“It is so important as a caregiver not to become so enmeshed in the role that you lose yourself. It’s neither good for you nor your loved one.” – Dana Reeve
Since you’re reading this, I’m sure you’ve heard of “caring for the caregiver.” This is a statement that comes from a good place and is necessary and helpful to many, but if we’re honest made me want to scream.
Between gathering my mom’s things, gently making our way out to the car, driving 40 minutes to the specialist that we needed to be at 30 minutes before the appointment time only to wait for an additional 20 minutes in the lobby for, have the appointment and do it all over again to get home- I was spent. And that’s just one doctor’s appointment.
My mom’s situation was extremely medically complex, which required full time and attention. To help out, I quit my job to become her full-time caregiver without even knowing what a caregiver was. Along the way, I was able to find a new identity in becoming an in-home care operator, new relationships, and my experience, but not all of us are so lucky.
Caregiving can quickly become your entire identity if you’re not careful. From a beautiful place, we do things like quit our jobs, or stop seeing friends to care for our loved ones. But along the way, it’s easy to lose a sense of who we are and fade into the person pushing the wheelchair.
I want to stress the importance of keeping up on yourself and to tell you it’s not selfish to do so. I fully understand your time is valuable, and you’re already stretched too thin, But to be your best self, to be your parent’s child, you need to find time for yourself.
1) Maintain your interests.
I know going to see a movie, play a pickup game, or take an art class can feel like privileges you just can’t afford. But what you’re interested in is a big part of who you are, and it’s essential you have that time away to yourself.
I found finding someone like a personal trainer or a class you’ve paid for is an excellent way to hold yourself accountable if you find it hard to get away.
2) Make time away from caregiving.
Note I didn’t say “find” time, because you are going to have to make it. Still, to this day, I have a hard time staying asleep because of so many years of being on edge waiting for bad new in the middle of the night.
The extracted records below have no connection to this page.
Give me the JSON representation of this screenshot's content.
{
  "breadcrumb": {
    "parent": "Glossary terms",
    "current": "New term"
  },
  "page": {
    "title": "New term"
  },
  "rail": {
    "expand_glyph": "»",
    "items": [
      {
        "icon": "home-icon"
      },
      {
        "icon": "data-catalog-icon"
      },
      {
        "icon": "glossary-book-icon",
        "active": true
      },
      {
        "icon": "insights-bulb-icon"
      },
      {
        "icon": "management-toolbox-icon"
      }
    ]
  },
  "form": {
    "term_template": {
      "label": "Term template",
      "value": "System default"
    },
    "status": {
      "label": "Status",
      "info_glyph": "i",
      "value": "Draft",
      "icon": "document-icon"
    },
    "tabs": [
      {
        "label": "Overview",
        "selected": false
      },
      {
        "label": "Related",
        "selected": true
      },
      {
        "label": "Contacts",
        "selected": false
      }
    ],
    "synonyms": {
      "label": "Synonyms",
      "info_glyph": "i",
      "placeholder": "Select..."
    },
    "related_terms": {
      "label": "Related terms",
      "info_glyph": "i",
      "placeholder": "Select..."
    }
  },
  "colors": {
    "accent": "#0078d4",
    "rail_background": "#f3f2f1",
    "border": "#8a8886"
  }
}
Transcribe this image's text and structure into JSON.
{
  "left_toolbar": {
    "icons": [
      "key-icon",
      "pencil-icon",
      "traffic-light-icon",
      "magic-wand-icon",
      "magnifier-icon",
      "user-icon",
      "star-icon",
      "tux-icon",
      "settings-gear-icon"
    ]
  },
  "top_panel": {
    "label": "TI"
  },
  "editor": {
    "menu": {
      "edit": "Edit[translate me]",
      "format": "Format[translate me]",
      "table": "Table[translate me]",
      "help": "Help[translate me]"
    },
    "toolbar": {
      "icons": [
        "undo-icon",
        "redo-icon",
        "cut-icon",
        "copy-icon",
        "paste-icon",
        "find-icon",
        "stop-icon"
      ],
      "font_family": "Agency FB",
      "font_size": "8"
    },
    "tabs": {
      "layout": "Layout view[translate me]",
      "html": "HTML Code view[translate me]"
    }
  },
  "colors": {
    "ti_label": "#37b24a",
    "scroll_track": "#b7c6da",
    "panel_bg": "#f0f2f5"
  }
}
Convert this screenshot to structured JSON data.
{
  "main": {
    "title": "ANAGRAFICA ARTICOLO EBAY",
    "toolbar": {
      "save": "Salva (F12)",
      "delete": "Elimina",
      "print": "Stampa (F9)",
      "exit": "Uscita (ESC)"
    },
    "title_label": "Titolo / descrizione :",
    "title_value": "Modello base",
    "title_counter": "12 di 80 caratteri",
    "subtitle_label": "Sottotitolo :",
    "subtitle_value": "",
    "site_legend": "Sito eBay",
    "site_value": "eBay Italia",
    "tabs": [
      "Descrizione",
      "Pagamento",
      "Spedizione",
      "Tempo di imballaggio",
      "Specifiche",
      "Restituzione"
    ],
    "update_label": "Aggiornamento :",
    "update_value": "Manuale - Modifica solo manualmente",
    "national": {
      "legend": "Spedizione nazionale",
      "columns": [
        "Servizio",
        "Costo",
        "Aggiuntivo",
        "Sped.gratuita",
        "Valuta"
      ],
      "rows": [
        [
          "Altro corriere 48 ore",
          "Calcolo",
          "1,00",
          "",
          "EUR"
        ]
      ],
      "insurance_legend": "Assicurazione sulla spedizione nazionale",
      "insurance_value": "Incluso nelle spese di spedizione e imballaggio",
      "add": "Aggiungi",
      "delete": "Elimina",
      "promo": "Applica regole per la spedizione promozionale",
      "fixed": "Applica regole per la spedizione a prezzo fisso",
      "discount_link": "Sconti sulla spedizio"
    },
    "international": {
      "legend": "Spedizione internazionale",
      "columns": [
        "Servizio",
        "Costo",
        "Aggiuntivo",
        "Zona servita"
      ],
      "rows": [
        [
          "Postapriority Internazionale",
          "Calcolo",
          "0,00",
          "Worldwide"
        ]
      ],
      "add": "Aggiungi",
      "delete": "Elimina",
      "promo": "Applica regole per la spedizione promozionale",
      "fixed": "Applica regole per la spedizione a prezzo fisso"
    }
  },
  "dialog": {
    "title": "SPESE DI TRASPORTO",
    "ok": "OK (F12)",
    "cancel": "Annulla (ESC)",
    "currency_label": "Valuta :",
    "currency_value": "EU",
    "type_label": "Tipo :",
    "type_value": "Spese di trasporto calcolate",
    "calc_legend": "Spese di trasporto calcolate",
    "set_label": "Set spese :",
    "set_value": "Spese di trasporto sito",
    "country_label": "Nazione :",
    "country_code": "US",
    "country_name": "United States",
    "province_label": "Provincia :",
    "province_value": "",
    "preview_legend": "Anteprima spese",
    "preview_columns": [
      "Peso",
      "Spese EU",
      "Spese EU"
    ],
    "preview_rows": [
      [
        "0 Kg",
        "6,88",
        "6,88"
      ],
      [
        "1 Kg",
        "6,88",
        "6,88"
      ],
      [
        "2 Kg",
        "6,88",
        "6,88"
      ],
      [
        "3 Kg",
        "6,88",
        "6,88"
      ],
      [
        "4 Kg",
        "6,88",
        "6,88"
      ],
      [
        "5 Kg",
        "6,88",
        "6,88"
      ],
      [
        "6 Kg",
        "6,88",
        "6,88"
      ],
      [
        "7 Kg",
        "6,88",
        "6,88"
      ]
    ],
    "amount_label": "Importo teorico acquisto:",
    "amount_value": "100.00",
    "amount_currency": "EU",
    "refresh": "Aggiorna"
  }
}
But that sort of constant worry and pressure is not healthy.
I know it doesn’t seem like it, but the world will keep turning if you take 30 minutes away from caregiving and away from your phone. Swimming was something that helped me a lot as it forced me away from my phone and left alone to think in silence. Even wandering around a mall in between doctors’ appointments was a nice mental break during a hectic day.
3) Feed yourself first.
In case of an emergency on a flight, you’re always supposed to secure your mask before anyone else. The same rules apply here. You cannot help others to the best of your abilities if you’re not at your best. Remember, it is not selfish to take a break, eat a proper meal, exercise, or go to the spa.